NEW PORT RICHEY — Law enforcement’s fight against the sale of synthetic drugs in Pasco County has made it harder for young people to obtain them, according to Chrissie Parris, coalition coordinator for the Alliance for Substance Abuse Prevention of Pasco County.
Parris is convinced that commitment to fight synthetic drugs has forced those who sell it to alter their methods.
“(Synthetic marijuana use) is still an issue, but it’s not quite as easily accessible,” Parris said. “We’re seeing less of our youth who just want to experiment doing it. Not saying it doesn’t happen still, but since it’s not on the shelves and readily available, it seems to be not the first thing they turn to.”
She said it now takes some effort for those seeking to buy synthetic marijuana. Buyers have to turn to the street or find a select few store owners or managers willing to hide the drug in their store and sell it.
Pasco County commissioners passed an ordinance in November 2012 making the sale, possession, distribution or providing of synthetic drugs illegal in the county. A fine of up to $500 per packet of synthetic drugs found can be levied against a person or store owner in possession of the substance.
Additionally, drug paraphernalia, such as pipes, are illegal to sell or display to those under 18 without a guardian present.
Packaging is targeted, allowing law enforcement members to determine if the item is intended to be used as a synthetic drug. The substance is then sent to a lab to be tested for any of the chemicals on a list banned by the state.
The names vary, but usually are catchy — K2, Spice, Dead Man Walking, Scooby Snax — and have cartoon-like graphics.
Those herbs, marketed as incense, are sprayed with chemical compounds. Consumers smoke it and receive a drug-like high.
The chemical compounds in synthetic marijuana have been known to produce hallucinations, paranoia, panic attacks, increased heart rate and other conditions.
“We’re gonna come after you,” Sgt. Bill Davis of the Pasco sheriff’s vice and narcotics unit recently announced to those selling synthetic marijuana. “You never know when we’re going to come knock on your door.”
The sheriff’s office recently arrested a store manager in Zephyrhills and charged her with possession and selling of synthetic marijuana.
Tammy Embrey, 46, was arrested at Mobil Food Mart, 36952 State Road 54. More than 200 spice packets were found, in addition to drug paraphernalia, deputies say. Some of the packets were found in the freezer.
Tips from the public led to the arrest.
FoodLand Mini-mart in Holiday was closed in September after arrests and fines earlier this year. An agreement signed by the business’ owners, Yasser Ahmed Hussin Elkalazani and Maha Hanna, forfeited the store’s legal inventory to Metropolitan Ministries.
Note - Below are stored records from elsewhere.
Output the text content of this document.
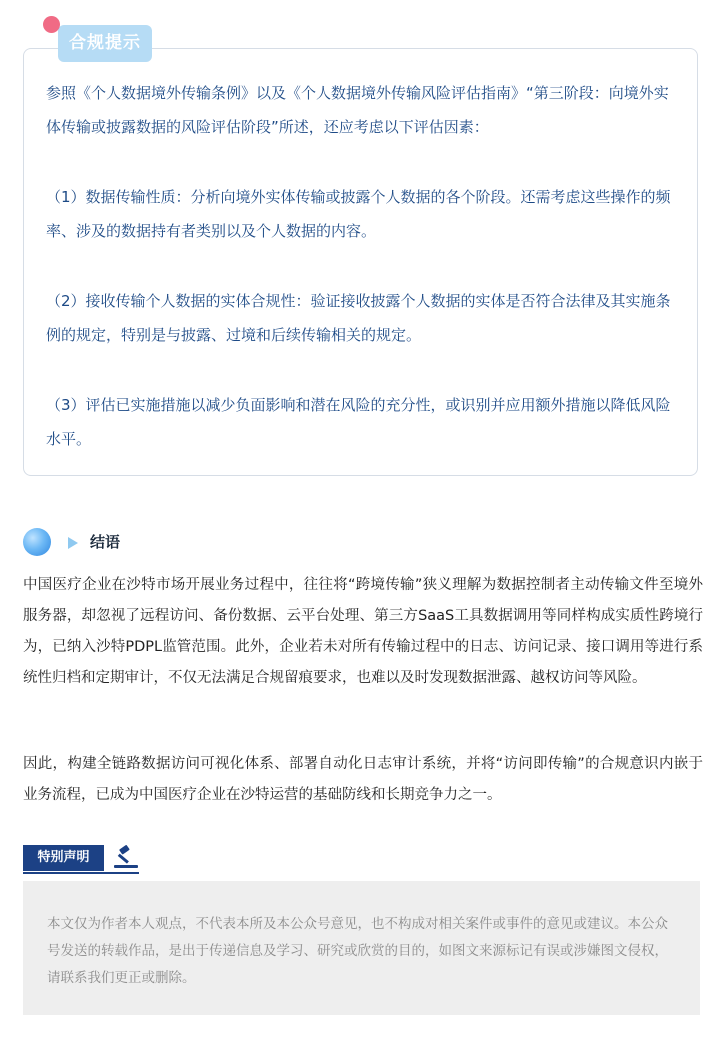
合规提示

参照《个人数据境外传输条例》以及《个人数据境外传输风险评估指南》“第三阶段：向境外实体传输或披露数据的风险评估阶段”所述，还应考虑以下评估因素：

（1）数据传输性质：分析向境外实体传输或披露个人数据的各个阶段。还需考虑这些操作的频率、涉及的数据持有者类别以及个人数据的内容。

（2）接收传输个人数据的实体合规性：验证接收披露个人数据的实体是否符合法律及其实施条例的规定，特别是与披露、过境和后续传输相关的规定。

（3）评估已实施措施以减少负面影响和潜在风险的充分性，或识别并应用额外措施以降低风险水平。

结语

中国医疗企业在沙特市场开展业务过程中，往往将“跨境传输”狭义理解为数据控制者主动传输文件至境外服务器，却忽视了远程访问、备份数据、云平台处理、第三方SaaS工具数据调用等同样构成实质性跨境行为，已纳入沙特PDPL监管范围。此外，企业若未对所有传输过程中的日志、访问记录、接口调用等进行系统性归档和定期审计，不仅无法满足合规留痕要求，也难以及时发现数据泄露、越权访问等风险。

因此，构建全链路数据访问可视化体系、部署自动化日志审计系统，并将“访问即传输”的合规意识内嵌于业务流程，已成为中国医疗企业在沙特运营的基础防线和长期竞争力之一。

特别声明

本文仅为作者本人观点，不代表本所及本公众号意见，也不构成对相关案件或事件的意见或建议。本公众号发送的转载作品，是出于传递信息及学习、研究或欣赏的目的，如图文来源标记有误或涉嫌图文侵权，请联系我们更正或删除。
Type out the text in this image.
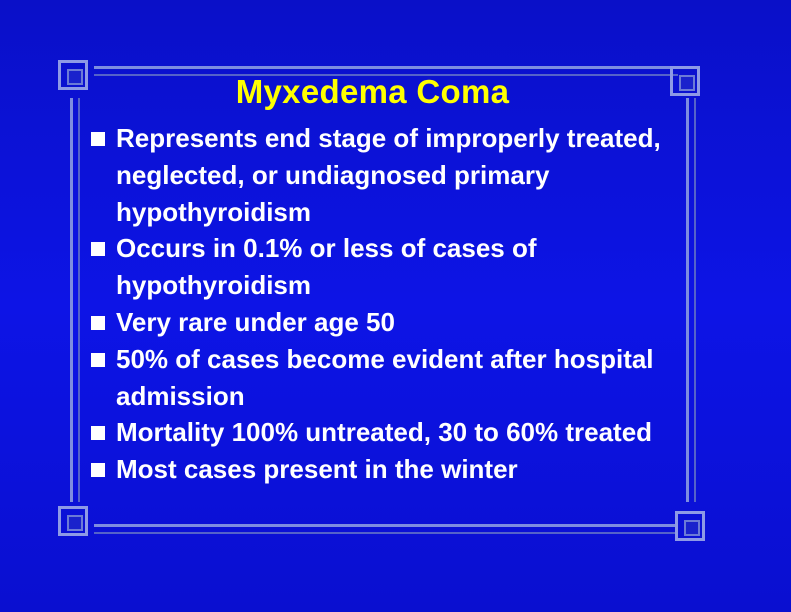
Myxedema Coma
Represents end stage of improperly treated, neglected, or undiagnosed primary hypothyroidism
Occurs in 0.1% or less of cases of hypothyroidism
Very rare under age 50
50% of cases become evident after hospital admission
Mortality 100% untreated, 30 to 60% treated
Most cases present in the winter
The pair must pay the county $14,000 and they agreed to never operate or work for another store in the county. The original ordinance fine was $70,000.
They still face court dates on the felony charges.
“I’m very happy with the way it turned out,” Davis said. “These defendants still have felony, criminal charges pending, so they’re not out of the woods just yet.”
Another store owner was convicted May 30 by County Judge Paul Firmani. Fouad Abuasfour of Tarpon Springs was fined $500 for each of the 47 packets of synthetic marijuana found in his 1358 Alternate U.S. 19 store in Holiday.
He was ordered to pay a fine of $23,500 and $58 in court costs.
His store also has been shuttered.
In July, Abdelhalim Shaout, owner of a BP station at the corner of Ridge and Little roads was arrested and charged with sale and possession of controlled substance. His county ordinance fine was $9,000.
Many of those arrested still face court dates.
“We’ve seen the impact,” Parris said. “We feel like the court system has held up the local ordinance, making a big difference in the way that it’s obtained.
“I think every angle we can attack the issue will make our case stronger in keeping synthetics out of youths’ hands.”